Me tocaba a mí guardia en el muelle así que, junto con otro compañero, tuvimos que acompañar al sargento para las inspecciones de rigor. Era habitual que los días de temporal o viento muy fuerte en el estrecho, las pequeñas embarcaciones que transitaban por la zona solicitasen, por radio, permiso para poder refugiarse en el muelle de la isla, mientras amainaba el fuerte viento, y a pesar de ser zona militar restringida, se les solía permitir hacerlo, se inspeccionaba la embarcación, se tomaba nota de la documentación y si se trataba de pesqueros, generalmente, dejaban como compensación unos cuantos kilos del pescado de las capturas, amén de otras mercancías que portaban de “extranjis”, normalmente tabaco y alcohol.
Cuando le tocó el turno al velero, me quedé sorprendido. Era una embarcación de madera, ajada y muy rudimentaria, de unos cuatro metros de eslora, con un pequeño tambucho de camarote, un mástil con una sola vela y el timón de caña manejado a mano, “Albatros” era su nombre, no llevaba ningún instrumento electrónico, era la navegación pura y dura, con brújula y sextante, nada más. Su pabellón francés y su puerto de origen Marsella, aunque en esta travesía venía de Tánger. 
El tripulante era ya un hombre mayor, bastante mayor, un francés, un auténtico viejo lobo de mar, con barba y pelo canoso; en sus brazos llevaba tatuada más de media vida, simbolizada por sirenas, neptunos, delfines, barcos, anclas, mujeres desnudas, corazones rotos con nombres de mujer, diversas leyendas… 
Mientras realizaba las tareas de amarre y los pertinentes trámites de filiación lo estuve observando, le pregunté hacia donde se dirigía, debo decir que mi conocimiento del francés es el justito para pasar el día, aún así nos entendimos. Pese a su aspecto sobrio y parco en palabras, se mostró con ánimos para charlar, llevaba más de media vida navegando por el Mediterráneo, lo había recorrido desde el estrecho hasta el Bósforo siempre con el mismo barco, lo había construido él, con sus propias manos, un día decidió que lo que deseaba era navegar y vivir en total libertad, siendo únicamente él y el viento los dueños de su destino. Prácticamente no tenía nada, solamente aquel viejo cascarón por barco, pero se le veía feliz, no era una vida fácil, pero era la que él había elegido y le gustaba. Me habló entonces de la dureza de la mar y le pregunté que pasaría cuando ya se viese sin fuerzas para poder navegar solo, y me dijo que la mar se cobra sus tributos, él llegó a un acuerdo con ella, durante todos estos años, y esperaba que unos cuantos más, la mar le había facilitado todo lo necesario para vivir y cubrir sus necesidades básicas, le facilitó el medio por el cual desplazarse y vivir la vida libre e intensamente como había querido y le propició una inmensa fuente de subsistencia, como pago él le ofreció lo único que podía ofrecerle, su vida, me dijo: el día que ya no tenga fuerzas, la mar me encontrará aquí, tranquilo y sereno, surcando sus aguas, ella misma será la que se encargará de llevarnos a mí y este viejo amigo (refiriéndose a su barco) con ella. 

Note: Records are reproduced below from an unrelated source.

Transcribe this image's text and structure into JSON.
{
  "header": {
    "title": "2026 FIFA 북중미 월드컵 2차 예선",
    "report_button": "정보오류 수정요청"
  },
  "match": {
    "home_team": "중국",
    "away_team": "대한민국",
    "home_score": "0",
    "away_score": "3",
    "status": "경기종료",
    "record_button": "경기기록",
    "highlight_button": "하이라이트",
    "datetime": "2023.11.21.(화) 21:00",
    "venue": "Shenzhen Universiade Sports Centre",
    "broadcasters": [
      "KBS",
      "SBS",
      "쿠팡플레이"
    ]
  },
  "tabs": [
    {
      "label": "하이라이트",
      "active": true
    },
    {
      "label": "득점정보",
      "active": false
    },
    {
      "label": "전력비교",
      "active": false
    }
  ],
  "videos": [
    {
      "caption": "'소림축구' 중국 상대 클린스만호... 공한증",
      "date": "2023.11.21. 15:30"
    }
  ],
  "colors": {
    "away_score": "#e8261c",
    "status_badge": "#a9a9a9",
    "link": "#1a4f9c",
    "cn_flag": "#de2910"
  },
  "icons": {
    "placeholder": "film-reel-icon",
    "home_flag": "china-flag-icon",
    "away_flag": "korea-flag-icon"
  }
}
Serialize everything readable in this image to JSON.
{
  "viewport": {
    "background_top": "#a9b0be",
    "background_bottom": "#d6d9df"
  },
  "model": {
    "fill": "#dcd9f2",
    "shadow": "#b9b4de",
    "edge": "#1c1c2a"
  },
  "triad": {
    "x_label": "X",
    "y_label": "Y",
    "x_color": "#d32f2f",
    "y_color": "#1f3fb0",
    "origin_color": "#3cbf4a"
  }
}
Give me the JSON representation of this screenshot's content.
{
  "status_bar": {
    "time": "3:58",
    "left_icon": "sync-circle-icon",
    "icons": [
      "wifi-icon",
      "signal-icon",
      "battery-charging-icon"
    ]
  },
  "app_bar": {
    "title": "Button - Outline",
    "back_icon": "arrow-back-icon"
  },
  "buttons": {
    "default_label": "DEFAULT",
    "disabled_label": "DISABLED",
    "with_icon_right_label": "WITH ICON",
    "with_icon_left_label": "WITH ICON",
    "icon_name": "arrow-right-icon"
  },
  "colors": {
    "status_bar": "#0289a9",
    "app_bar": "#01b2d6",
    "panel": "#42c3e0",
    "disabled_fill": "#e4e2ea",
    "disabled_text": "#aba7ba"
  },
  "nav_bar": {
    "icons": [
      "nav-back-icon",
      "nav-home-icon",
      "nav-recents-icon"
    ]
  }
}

Al día siguiente yo me encontraba de vigilancia en la atalaya, en la zona más alta de la isla, y poco después de despuntar el sol lo vi partir en su viejo cascarón, con un navegar parsimonioso, como quien no tiene prisa por llegar a su destino, sino justo cuando le corresponda. Comprendí que al viejo marinero no le preocupaba porque, a estas alturas de su vida, ya era la mar la dueña de su destino.